Expect to hear about the same old boogeymen, just much, much louder.

The thousand-Democrat primary is well underway, but the Republicans are also gearing up for the 2020 election. And while Democrats have often in the past struggled to see beyond the presidency, Republicans are eyeing as many fights as they can. The GOP playbook for the next 21 months leading up to the presidential election is detailed in a new report from the New York Times. From the article, titled "Republicans Already Are Demonizing Democrats as Socialists and Baby Killers":

That, at least, is what Republicans want voters to think, as they seek to demonize Democrats well in advance of the 2020 elections by painting them as left-wing crazies who will destroy the American economy, murder newborn babies and turn a blind eye to bigotry against Jews.
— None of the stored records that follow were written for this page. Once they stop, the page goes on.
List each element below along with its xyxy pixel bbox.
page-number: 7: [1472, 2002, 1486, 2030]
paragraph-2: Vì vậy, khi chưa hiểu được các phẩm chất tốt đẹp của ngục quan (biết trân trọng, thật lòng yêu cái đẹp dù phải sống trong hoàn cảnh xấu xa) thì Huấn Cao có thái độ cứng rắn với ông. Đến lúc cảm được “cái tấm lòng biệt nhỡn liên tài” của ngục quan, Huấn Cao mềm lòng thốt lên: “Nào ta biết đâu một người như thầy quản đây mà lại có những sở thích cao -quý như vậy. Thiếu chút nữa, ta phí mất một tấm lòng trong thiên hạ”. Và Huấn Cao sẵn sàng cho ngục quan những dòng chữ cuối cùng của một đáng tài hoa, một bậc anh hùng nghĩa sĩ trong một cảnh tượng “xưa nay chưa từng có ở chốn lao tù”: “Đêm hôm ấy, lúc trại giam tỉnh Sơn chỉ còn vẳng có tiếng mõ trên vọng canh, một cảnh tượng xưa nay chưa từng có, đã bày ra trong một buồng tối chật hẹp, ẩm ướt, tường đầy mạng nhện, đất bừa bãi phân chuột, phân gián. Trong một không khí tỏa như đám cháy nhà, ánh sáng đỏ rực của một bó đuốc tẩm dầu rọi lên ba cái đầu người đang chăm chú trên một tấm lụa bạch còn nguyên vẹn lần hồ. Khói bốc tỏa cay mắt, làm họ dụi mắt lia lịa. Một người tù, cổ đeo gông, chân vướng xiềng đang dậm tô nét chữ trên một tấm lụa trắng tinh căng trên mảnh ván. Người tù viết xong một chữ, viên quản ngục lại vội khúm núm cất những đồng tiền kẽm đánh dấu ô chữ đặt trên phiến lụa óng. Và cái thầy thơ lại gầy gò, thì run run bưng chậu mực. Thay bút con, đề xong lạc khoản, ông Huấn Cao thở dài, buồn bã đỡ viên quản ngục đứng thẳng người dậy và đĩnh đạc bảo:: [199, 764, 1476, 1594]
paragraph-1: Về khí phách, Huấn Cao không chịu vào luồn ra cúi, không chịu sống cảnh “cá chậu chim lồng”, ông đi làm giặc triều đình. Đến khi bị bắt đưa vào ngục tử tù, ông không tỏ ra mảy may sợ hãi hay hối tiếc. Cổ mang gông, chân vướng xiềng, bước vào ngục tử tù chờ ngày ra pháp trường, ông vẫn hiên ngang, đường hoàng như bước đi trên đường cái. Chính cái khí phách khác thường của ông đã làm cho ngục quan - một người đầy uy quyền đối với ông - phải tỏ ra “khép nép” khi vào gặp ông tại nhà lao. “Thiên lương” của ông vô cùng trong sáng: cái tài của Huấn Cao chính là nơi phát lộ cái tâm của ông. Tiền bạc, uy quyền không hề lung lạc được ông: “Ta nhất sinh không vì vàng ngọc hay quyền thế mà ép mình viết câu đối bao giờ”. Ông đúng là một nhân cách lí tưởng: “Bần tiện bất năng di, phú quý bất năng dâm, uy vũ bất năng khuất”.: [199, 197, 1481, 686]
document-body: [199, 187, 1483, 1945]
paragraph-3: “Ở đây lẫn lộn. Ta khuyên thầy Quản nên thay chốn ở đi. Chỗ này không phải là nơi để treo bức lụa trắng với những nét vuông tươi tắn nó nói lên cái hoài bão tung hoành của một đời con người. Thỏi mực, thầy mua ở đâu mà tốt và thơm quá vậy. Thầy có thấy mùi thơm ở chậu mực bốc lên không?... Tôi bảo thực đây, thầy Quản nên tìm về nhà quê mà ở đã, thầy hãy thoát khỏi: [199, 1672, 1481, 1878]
The unusually aggressive assault, which Republican officials and strategists outlined in interviews last week, is meant to strangle the new Democratic majority in its infancy. It was set in motion this month by President Trump, who used his State of the Union address to rail against “new calls to adopt socialism in our country” and mischaracterize legislation backed by Democrats in New York and Virginia as allowing “a baby to be ripped from the mother’s womb moments before birth.”

Republicans have also been smearing opponents as anti-Semites despite the white nationalist wing propping up their own party.

But this has been their playbook for years now. During the 2016 Republican primaries, the candidates tried to outdo each other with horrifying, ultimately made-up details about abortion, fetal tissue donation, and reproductive health, though to their credit they mildly calmed down after three people were gunned down in a Colorado Planned Parenthood. And Congressional Republicans declared everything Barack Obama did as president part of a barely-secret Marxist takeover. Even the Affordable Care Act, legislation that did nothing to challenge or undermine health care as a free market commodity, was somehow "socialism."

What's different now is that a small number of Democrats and independent politicians aren't afraid of running on socialist policies, including freshmen representatives like Alexandria Ocasio-Cortez and Rashida Tlaib. In fact, Ocasio-Cortez sees new minority congresswomen like herself as the primary targets for GOP red-baiting, telling the Times, “I guess they used that argument to its end, and so they have to find someone new. And who else to use except folks like myself and other freshmen congresswomen? We’re least like them in every way possible, so I think it’s a potent symbol.”

Considering how few new ideas Republicans have on any issues—trickle-down economics, privatize everything, "freedom" means going bankrupt to pay for chemotherapy—it makes sense that their electoral strategy is the same as it ever was.